Saat memperkenalkan laporan tersebut, Margareta Walstrom, yang saat itu menjabat sebagai kepala UNISDR, berkata: “Cuaca dan iklim adalah pendorong utama risiko bencana, dan laporan ini menunjukkan bahwa dunia membayar harga tinggi untuk nyawa yang hilang. Kerugian ekonomi merupakan tantangan pembangunan utama bagi banyak negara kurang berkembang yang berjuang dengan perubahan iklim dan kemiskinan.

“Dalam jangka panjang, kesepakatan COP XXI Paris untuk mengurangi emisi gas rumah kaca akan memberikan kontribusi yang signifikan dalam mengurangi kerusakan dan kerugian akibat bencana alam, yang sebagian didorong oleh pemanasan global dan kenaikan permukaan laut.
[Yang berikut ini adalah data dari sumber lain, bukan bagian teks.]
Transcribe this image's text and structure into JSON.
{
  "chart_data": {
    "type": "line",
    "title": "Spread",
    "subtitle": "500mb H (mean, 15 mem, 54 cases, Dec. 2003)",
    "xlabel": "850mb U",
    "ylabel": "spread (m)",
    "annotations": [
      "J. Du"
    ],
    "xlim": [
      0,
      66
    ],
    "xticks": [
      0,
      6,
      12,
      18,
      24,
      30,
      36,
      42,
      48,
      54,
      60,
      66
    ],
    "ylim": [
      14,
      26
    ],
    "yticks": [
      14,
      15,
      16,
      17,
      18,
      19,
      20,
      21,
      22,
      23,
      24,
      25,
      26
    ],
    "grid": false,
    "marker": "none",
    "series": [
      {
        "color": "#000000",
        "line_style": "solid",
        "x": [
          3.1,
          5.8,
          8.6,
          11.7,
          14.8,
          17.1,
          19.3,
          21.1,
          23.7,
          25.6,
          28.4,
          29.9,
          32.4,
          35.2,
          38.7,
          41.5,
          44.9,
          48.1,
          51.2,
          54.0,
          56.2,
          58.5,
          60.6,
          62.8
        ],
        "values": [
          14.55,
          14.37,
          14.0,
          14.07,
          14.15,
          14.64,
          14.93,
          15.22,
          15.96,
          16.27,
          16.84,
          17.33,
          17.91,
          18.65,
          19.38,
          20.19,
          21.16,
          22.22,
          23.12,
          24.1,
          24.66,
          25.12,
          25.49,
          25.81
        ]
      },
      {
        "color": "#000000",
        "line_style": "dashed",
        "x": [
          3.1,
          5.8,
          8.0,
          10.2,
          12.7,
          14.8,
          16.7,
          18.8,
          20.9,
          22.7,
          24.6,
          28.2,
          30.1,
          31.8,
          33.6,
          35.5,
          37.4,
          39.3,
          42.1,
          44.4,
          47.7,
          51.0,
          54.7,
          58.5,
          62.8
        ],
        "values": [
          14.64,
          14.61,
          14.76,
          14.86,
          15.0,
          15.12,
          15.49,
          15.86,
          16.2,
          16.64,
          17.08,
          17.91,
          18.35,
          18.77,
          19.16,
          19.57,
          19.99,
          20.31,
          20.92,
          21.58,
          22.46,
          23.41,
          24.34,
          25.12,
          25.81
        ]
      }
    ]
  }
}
Sekarang perlu untuk mengurangi tingkat risiko yang ada dan menghindari terciptanya risiko baru dengan memberikan informasi kepada investor publik dan swasta dan tidak meningkatkan dampak masyarakat dan aset ekonomi terhadap bencana alam di dataran banjir, garis pantai di atasnya, atau tempat lain yang tidak sesuai untuk pemukiman manusia."

Profesor Debarati Guha-Sapir, Kepala CRED, mengatakan: “Perubahan iklim, variabilitas iklim, dan peristiwa cuaca menimbulkan ancaman bagi Tujuan Pembangunan Berkelanjutan secara keseluruhan untuk mengakhiri kemiskinan. Kita perlu mengurangi emisi gas rumah kaca dan mengatasi faktor risiko lain seperti pembangunan perkotaan yang tidak direncanakan, degradasi lingkungan, dan kesenjangan peringatan dini. Semua ini membutuhkan kepastian bahwa masyarakat mendapatkan informasi tentang risiko dan memperkuat lembaga yang mengelola risiko bencana."

Laporan tersebut menyimpulkan bahwa kerugian ekonomi akibat cuaca dan bencana alam terkait iklim sangat bergantung pada peningkatan keterpaparan orang dan aset ekonomi. Manajemen, mitigasi, dan penyebaran peringatan dini yang lebih baik dapat menyelamatkan lebih banyak nyawa di masa depan.